Zanganeh disse que vai conversar com o maior exportador de petróleo da Arábia Saudita sobre a quota de mercado quando a OPEP reúne na próxima semana, IRNA citou Zanganeh como dizendo na quinta-feira
Atualmente o Irã exporta cerca de 1,3 milhões de barris por dia (bpd) de petróleo.

Na reunião de junho da OPEP Zanganeh disse que o Irã poderia aumentar as exportações de petróleo por 500.000 bpd imediatamente após qualquer levantamento das sanções e pode bombear 4.000 mil bpd em menos de três meses depois.

"Os países do sul do Golfo Pérsico estão interessados ??em manter sua participação de mercado e uma diminuição da quota de mercado será difícil", disse Zanganeh IRNA.

"Sob nenhuma circunstância, vamos reduzir nossa participação no mercado global, até mesmo por um barril."

Analistas disseram que vai demorar mais tempo para que o Irã rampa acima das exportações, observando que sanções ao seu setor de energia pode ser a última a ser levantada se o sistema for desmontado.

A reunião de Viena OPEP em 27 novembro será um dos mais importantes dos últimos anos.
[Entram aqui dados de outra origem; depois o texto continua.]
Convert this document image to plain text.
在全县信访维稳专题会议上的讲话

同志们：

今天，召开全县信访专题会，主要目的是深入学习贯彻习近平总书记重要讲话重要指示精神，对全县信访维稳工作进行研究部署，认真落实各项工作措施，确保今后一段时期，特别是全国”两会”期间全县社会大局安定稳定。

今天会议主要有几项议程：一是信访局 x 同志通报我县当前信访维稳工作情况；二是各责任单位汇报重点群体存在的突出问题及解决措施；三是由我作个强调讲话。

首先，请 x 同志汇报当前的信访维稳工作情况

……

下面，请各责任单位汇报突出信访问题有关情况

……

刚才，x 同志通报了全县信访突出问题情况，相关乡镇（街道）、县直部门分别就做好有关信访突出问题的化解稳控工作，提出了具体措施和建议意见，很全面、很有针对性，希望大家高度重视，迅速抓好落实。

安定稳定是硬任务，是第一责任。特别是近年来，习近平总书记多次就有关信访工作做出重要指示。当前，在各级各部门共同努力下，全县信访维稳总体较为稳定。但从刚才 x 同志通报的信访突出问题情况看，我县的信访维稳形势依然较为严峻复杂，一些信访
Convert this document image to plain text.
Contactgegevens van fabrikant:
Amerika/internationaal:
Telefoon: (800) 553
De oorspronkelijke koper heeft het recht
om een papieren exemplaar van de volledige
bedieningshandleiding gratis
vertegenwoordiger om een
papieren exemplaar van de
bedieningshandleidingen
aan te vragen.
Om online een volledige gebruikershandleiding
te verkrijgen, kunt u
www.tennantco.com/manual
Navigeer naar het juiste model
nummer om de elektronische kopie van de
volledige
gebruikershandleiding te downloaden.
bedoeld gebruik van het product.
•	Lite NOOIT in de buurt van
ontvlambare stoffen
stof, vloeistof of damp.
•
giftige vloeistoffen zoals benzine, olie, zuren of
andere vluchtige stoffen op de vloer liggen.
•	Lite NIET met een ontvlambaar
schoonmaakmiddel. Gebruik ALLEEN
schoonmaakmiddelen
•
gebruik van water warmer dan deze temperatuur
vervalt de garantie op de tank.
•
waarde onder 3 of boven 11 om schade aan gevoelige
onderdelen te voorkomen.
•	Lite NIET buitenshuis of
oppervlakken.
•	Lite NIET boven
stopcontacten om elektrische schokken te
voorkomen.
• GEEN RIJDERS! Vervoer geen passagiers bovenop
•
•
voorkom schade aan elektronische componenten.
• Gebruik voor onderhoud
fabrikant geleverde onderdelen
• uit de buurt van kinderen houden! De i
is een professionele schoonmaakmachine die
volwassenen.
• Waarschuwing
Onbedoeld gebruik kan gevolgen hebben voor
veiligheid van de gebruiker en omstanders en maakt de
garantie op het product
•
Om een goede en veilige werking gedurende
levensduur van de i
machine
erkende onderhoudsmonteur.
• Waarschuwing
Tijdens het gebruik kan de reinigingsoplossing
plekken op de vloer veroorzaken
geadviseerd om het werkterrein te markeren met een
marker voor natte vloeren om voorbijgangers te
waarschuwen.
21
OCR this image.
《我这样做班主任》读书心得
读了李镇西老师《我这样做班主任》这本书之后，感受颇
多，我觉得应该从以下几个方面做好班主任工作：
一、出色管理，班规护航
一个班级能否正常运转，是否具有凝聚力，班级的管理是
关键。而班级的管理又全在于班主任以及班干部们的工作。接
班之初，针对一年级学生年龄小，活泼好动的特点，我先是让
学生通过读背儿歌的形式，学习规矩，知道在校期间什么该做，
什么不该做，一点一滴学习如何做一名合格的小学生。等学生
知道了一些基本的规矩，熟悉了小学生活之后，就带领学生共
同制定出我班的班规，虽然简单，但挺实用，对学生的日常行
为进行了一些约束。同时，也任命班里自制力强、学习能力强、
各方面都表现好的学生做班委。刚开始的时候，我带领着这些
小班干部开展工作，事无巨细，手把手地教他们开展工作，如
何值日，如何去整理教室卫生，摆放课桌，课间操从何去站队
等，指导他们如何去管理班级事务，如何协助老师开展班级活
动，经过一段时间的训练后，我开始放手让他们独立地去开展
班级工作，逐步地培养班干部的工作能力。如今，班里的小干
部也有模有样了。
Alguns do grupo produzir pediram um abastecimento cortado para sustentar os preços do petróleo, que caíram em mais de 25 por cento desde julho.

O Irã está em negociações com seis grandes potências sobre a atenuação do seu programa nuclear em troca do fim das sanções ocidentais.

Nas últimas duas semanas, Zanganeh visitou Persian Gulf árabe afirma Qatar, Kuwait e os Emirados Árabes Unidos, em uma tentativa de ganhar apoio para a ação para estabilizar os mercados de petróleo.

Ele também manteve conversações em Teerã com a Venezuela. Ambos os membros da OPEP precisa de um preço do petróleo para equilibrar o seu orçamento do que os produtores de petróleo do Golfo Pérsico árabes.

No domingo, Zanganeh acusou alguns países de inventar desculpas para justificar a sua recusa de estabilizar os preços através do corte de saída.